Today, the US healthcare model depends on the same direct-fee systems and private health insurance, contributing to some of the following issues.
Outdated Health Insurance System
Under the direct-fee service system, patients must shoulder medical expenses independently, with help from private insurance and employers. However, 9% or roughly 29 million Americans remain uninsured, which can lead to dire consequences. While there is little prospect that the federal government will legislate, some states are taking action with mixed strategies, including expanding existing programs to cover low-income individuals, creating insurance pools for businesses and the self-employed, and subsidizing insurance premiums. Employers are also taking on the responsibility of providing coverage for employees.
The Nursing Shortage
To address the alarming shortage of nursing professionals, hospitals have increased compensation and benefits to attract more talent. Educational institutions, too, are trying to find ways to meet the demand for competent professionals amid shrinking faculty, an aging workforce, and unprecedented challenges to learning. Even before the pandemic, schools had begun a shift towards online RN to BSN programs to train more nurses in healthcare leadership, family assessment, and nursing informatics wherever they may be. With coursework that can be accomplished entirely online, these programs were designed to help meet the critical demand for advanced nurses even before the pandemic hit. The Institute Of Medicine calls for 80% of nursing professionals to earn their BSN by this year. Meanwhile, doctors are using digital resources such as interactive websites and podcasts to frontload theoretical learning until opportunities for practical learning are permitted.
Cost of Healthcare
The US is known for having some of the highest spending rates for healthcare in the world. Two reasons are evident: There is an immense need for administrative services for insurance billing and record-keeping, and the fee-for-service model is still widely used. While the obvious solution would be to transition to value-based care in which providers are compensated based on effectiveness, it isn’t easy to attain without proper legislation. Ordinary Americans can start by choosing providers with the most value to stimulate competition and exercise their right to vote and influence policy.

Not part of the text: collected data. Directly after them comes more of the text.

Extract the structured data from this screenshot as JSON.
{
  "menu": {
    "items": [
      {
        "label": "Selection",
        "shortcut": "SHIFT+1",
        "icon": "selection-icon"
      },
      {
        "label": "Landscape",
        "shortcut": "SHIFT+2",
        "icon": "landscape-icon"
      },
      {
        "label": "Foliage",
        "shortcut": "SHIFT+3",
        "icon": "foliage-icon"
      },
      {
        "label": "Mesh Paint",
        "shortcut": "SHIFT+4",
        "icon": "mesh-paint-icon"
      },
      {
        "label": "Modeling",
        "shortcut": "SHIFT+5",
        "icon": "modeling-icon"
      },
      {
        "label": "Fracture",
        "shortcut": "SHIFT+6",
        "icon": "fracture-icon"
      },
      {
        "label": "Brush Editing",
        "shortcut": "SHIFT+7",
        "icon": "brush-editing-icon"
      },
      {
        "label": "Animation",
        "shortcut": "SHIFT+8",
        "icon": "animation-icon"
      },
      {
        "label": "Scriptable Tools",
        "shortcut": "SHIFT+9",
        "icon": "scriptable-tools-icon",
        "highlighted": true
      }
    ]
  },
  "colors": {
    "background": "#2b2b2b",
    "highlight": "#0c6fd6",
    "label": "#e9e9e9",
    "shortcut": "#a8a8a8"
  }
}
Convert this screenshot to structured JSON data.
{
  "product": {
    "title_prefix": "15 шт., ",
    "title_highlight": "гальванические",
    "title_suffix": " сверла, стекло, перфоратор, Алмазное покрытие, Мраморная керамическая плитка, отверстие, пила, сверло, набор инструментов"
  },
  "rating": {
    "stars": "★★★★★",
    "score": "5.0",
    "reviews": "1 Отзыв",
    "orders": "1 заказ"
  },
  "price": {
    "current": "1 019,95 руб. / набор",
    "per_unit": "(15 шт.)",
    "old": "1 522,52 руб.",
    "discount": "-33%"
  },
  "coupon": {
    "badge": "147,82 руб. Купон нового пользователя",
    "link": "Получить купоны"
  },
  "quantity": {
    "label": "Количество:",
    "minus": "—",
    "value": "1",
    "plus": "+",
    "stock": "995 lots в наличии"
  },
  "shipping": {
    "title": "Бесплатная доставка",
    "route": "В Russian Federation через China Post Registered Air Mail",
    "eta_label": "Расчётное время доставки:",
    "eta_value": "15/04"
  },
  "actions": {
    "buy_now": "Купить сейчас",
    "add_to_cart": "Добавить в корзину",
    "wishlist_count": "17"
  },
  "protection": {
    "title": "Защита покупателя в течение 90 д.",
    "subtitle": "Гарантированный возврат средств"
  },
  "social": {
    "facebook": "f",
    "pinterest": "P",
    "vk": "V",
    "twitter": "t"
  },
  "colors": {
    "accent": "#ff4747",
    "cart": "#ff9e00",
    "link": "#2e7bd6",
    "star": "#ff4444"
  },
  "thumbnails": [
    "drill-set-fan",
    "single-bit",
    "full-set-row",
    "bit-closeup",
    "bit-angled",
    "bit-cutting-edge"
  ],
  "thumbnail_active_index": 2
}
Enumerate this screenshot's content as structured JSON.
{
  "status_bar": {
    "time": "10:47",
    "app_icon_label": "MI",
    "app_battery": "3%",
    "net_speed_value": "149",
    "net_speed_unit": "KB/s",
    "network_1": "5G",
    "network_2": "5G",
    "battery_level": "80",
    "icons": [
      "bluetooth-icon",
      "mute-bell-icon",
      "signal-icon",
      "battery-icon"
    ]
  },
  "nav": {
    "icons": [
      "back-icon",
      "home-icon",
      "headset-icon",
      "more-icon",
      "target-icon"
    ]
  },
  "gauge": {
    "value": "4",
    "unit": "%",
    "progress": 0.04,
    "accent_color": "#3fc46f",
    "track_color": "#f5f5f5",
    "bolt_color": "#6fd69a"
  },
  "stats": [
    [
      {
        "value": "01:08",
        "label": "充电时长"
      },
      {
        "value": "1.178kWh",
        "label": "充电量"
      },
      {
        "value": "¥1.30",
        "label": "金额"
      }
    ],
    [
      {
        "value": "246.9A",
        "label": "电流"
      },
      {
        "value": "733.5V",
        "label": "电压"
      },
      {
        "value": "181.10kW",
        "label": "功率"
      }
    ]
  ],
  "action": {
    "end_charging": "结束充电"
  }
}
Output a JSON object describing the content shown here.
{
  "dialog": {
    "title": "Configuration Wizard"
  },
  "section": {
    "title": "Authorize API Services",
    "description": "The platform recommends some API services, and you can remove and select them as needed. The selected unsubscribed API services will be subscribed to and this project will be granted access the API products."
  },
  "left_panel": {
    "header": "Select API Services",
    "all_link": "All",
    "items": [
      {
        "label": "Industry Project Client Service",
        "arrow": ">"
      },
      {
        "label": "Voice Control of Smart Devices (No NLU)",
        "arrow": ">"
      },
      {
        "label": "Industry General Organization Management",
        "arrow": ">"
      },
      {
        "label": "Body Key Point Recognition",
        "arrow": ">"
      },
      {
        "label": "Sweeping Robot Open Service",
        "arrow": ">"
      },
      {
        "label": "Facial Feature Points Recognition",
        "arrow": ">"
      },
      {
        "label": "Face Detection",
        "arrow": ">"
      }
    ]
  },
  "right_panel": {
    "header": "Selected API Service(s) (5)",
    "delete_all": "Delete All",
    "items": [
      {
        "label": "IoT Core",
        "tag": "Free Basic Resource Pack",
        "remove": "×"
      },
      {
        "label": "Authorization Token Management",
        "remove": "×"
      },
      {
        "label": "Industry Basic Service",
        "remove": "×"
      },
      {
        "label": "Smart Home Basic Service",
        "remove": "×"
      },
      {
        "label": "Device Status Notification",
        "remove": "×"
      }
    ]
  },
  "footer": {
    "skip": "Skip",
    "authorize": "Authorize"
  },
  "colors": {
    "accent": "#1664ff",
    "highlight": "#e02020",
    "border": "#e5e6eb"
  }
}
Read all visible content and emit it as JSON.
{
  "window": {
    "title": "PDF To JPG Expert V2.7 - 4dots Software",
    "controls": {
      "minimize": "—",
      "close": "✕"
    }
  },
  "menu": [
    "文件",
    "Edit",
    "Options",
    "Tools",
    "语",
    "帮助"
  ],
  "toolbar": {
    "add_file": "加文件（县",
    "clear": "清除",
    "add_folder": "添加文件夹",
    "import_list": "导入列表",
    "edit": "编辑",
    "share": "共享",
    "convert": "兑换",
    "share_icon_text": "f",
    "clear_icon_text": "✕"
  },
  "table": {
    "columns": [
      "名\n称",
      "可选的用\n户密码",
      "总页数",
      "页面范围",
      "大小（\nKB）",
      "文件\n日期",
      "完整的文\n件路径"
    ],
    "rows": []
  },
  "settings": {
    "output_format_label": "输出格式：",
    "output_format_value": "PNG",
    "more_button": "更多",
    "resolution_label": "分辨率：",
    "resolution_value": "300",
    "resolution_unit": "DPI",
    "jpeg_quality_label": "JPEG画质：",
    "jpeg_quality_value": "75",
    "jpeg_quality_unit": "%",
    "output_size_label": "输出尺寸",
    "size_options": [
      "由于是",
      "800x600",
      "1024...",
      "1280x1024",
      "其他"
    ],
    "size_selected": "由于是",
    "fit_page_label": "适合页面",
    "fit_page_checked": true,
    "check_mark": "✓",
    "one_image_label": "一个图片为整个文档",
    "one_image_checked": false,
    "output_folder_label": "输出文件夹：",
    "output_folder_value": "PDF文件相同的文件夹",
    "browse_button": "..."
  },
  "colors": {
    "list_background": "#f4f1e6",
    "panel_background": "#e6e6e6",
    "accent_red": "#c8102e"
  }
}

Along with other problems such as racial gender and bias, poor health of medical practitioners, and medical ethics, one might say that the healthcare system was doomed from the start.
Has the American Healthcare System Truly Collapsed?
While the answer to this might be an obvious “yes,” these consecutive failures may not be a sign of collapse at all, but rather a closed loop in a parasitic cycle. The healthcare ‘system’s access to resources like money, energy, and supply depends on a system that both sustains itself and remains unstable, leaving everyone in a state of limbo. Whether legislation meets change where it needs to happen, the ordinary American can start by wanting healthcare reform for the collective good.